Friday, February 28, 2020

Cloud Computing for our exponential world

4 minutes reading

National Institute of Standards and Technology defined Cloud Computing in 2011 in the NIST Definition of Cloud Computing document, telling us about three types of Cloud-based Service Models: IaaS, PaaS and SaaS

We could compare these models with a full On-Premises model (Traditional IT):

  • IaaS (Infrastructure As A Service): Where the provider offers the infrastructure, so you do not need to pay attention to this part and focus on the relevant parts of your solution.
  • PaaS (Platform As A Service): The provider offers you up to the Runtime level. It means that you have ready an environment where the infrastructure, O/S, middleware and runtime are all available and you focus on your data and applications. An example of this may be AWS Robomaker, where you could have all the infrastructure, plus the O/S (Ubuntu xx.xx for example), plus a middleware (ROSx), plus the runtimes needed, simulators, etc. so you focus on programming using the full created environment. See my previous post about AWS Robomaker
  • SaaS (Software As A Service): The provider offers the full solution for you. An easy example is Gmail

From 2011 Cloud Computing has evolved a lot and NIST document, although still correct in its foundations, may require to cover a bit more on the complexity that nowadays cloud has. Anyway is still a good document to understand Cloud foundations.

There are many providers of solutions for one or more of the service models mentioned. The most known ones are Microsoft (Azure), Amazon (AWS) and Google (Google Cloud) at least for IaaS and PaaS although there are others like IBM Cloud and Oracle Cloud that worth to mention.

More and more companies are using these cloud-based services to offer as well other XaaS (“Anything As A Service), From RaaS (Robot As A Service) to GaaS (Games as a Service) and although cloud-based solutions are not always well accepted by customers that are worried mainly about security and accessibility matters, the cloud is undoubtedly where everything will go as soon as we ensure that customers feel comfortable with it (ensuring their safety, reliability and accessibility), almost everything will be cloud-based. Just think that nowadays all Bank services are available via Internet (BaaS) and we accept operating with it, being our personal and company accounts involved.

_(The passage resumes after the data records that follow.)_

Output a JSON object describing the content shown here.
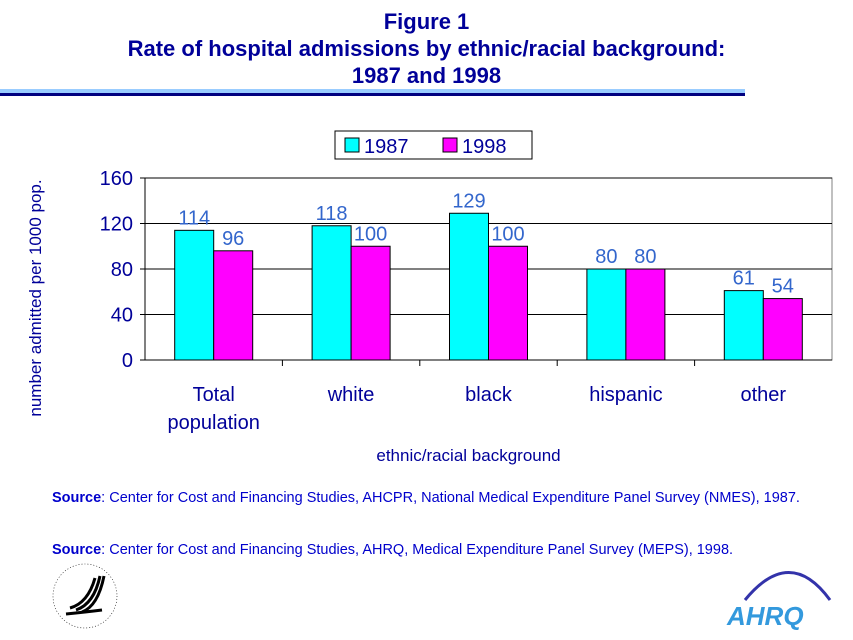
{
  "header": {
    "figure": "Figure 1",
    "title_line1": "Rate of hospital admissions by ethnic/racial background:",
    "title_line2": "1987 and 1998"
  },
  "chart_data": {
    "type": "bar",
    "categories": [
      [
        "Total",
        "population"
      ],
      [
        "white"
      ],
      [
        "black"
      ],
      [
        "hispanic"
      ],
      [
        "other"
      ]
    ],
    "series": [
      {
        "name": "1987",
        "color": "#00FFFF",
        "values": [
          114,
          118,
          129,
          80,
          61
        ]
      },
      {
        "name": "1998",
        "color": "#FF00FF",
        "values": [
          96,
          100,
          100,
          80,
          54
        ]
      }
    ],
    "xlabel": "ethnic/racial background",
    "ylabel": "number admitted per 1000 pop.",
    "ylim": [
      0,
      160
    ],
    "yticks": [
      0,
      40,
      80,
      120,
      160
    ],
    "grid": true,
    "legend": "top-center"
  },
  "sources": [
    {
      "label": "Source",
      "text": ": Center for Cost and Financing Studies, AHCPR, National Medical Expenditure Panel Survey (NMES), 1987."
    },
    {
      "label": "Source",
      "text": ": Center for Cost and Financing Studies, AHRQ, Medical Expenditure Panel Survey (MEPS), 1998."
    }
  ],
  "logos": {
    "hhs": "Department of Health & Human Services USA",
    "ahrq": "AHRQ"
  }
}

Cloud is where scalability and elasticity are possible and the World needs scalability. Cloud is where multi-devices hardware-agnostic and OS-agnostic solutions are possible, where worldwide access is possible, even from the International Space Station. Cloud is where multi-connectivity with any device is possible. It doesn’t matter if it is an IOT device, a database server, a robot, a tablet or even a human brain. Cloud is the only option that really we have to continue our exponential technical growth. And remember, world evolution is an exponential function, not a linear one.